Werther Fogh soltó un resoplido. El joven no parecía tener ganas de debatir, aunque Mickel suponía que esa tampoco había sido su intención.

—¿Alguna pregunta más? —Mickel aguardó un momento, a continuación se sentó y su espalda tensa protestó a causa del movimiento, lo que le hizo esbozar una mueca de dolor—. ¿Habéis elegido ya todos al autor modernista sobre el que escribiréis vuestro ensayo?

Mickel dejó que los alumnos se expresaran. Muchos deseaban escribir sobre Kafka, Woolf y Södergran. Le complació oír que una chica había escogido a Henry Parland. Werther Fogh eligió a Karin Boye, cuyo nombre pronunció en tono hastiado. Pero no fue hasta que le llegó el turno al último estudiante de la última fila cuando Mickel se sintió realmente sorprendido al oír el nombre del autor sobre el que quería escribir.

Por no decir aterrorizado.

—Leander Granlund —dijo el joven, un estudiante llamado Pasi Maars que solo cursaba dos asignaturas de literatura.

Al principio, Mickel pensó que había oído mal y le pidió al muchacho que repitiera el nombre. Cuando lo escuchó por segunda vez, tuvo que esforzarse por mantener la voz serena e impasible.

—¿Dónde has oído hablar de él?

—Escribió un libro titulado De los oscuros dolores de la vida.

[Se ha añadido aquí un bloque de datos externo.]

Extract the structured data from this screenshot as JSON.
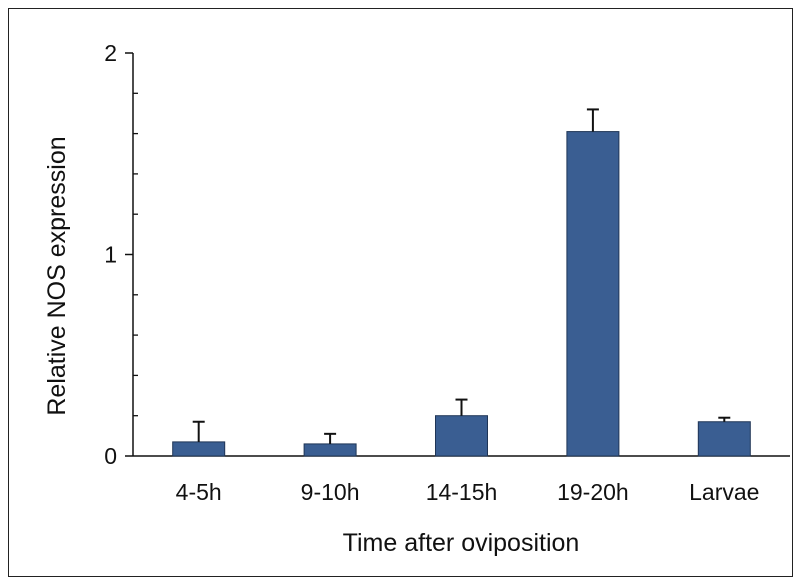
{
  "chart_data": {
    "type": "bar",
    "categories": [
      "4-5h",
      "9-10h",
      "14-15h",
      "19-20h",
      "Larvae"
    ],
    "values": [
      0.07,
      0.06,
      0.2,
      1.61,
      0.17
    ],
    "errors": [
      0.1,
      0.05,
      0.08,
      0.11,
      0.02
    ],
    "xlabel": "Time after oviposition",
    "ylabel": "Relative NOS expression",
    "ylim": [
      0,
      2
    ],
    "yticks": [
      0,
      1,
      2
    ],
    "ytick_labels": [
      "0",
      "1",
      "2"
    ],
    "bar_color": "#3a5e92",
    "grid": false,
    "legend": "none"
  }
}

—Leander Granlund nunca fue publicado.

Se oyó la risa ahogada de Werther Fogh, que quería llamar de nuevo la atención.

—Bueno, uno puede ser modernista aunque su obra no se haya publicado, ¿no?

Volvieron a oírse algunas risitas.

Mickel bajó la vista a sus apuntes, sobre todo porque no deseaba que nadie viera su rostro en ese momento. Esperó un rato antes de responder.

—Tienes razón. Pero no se ha escrito mucho sobre Leander Granlund. Pasi, te será más fácil si... —alzó la mirada y sonrió al rostro borroso del fondo del aula— eliges a otro autor. Por ejemplo, Hagar Olsson...

—He oído que Leander Granlund es muy interesante.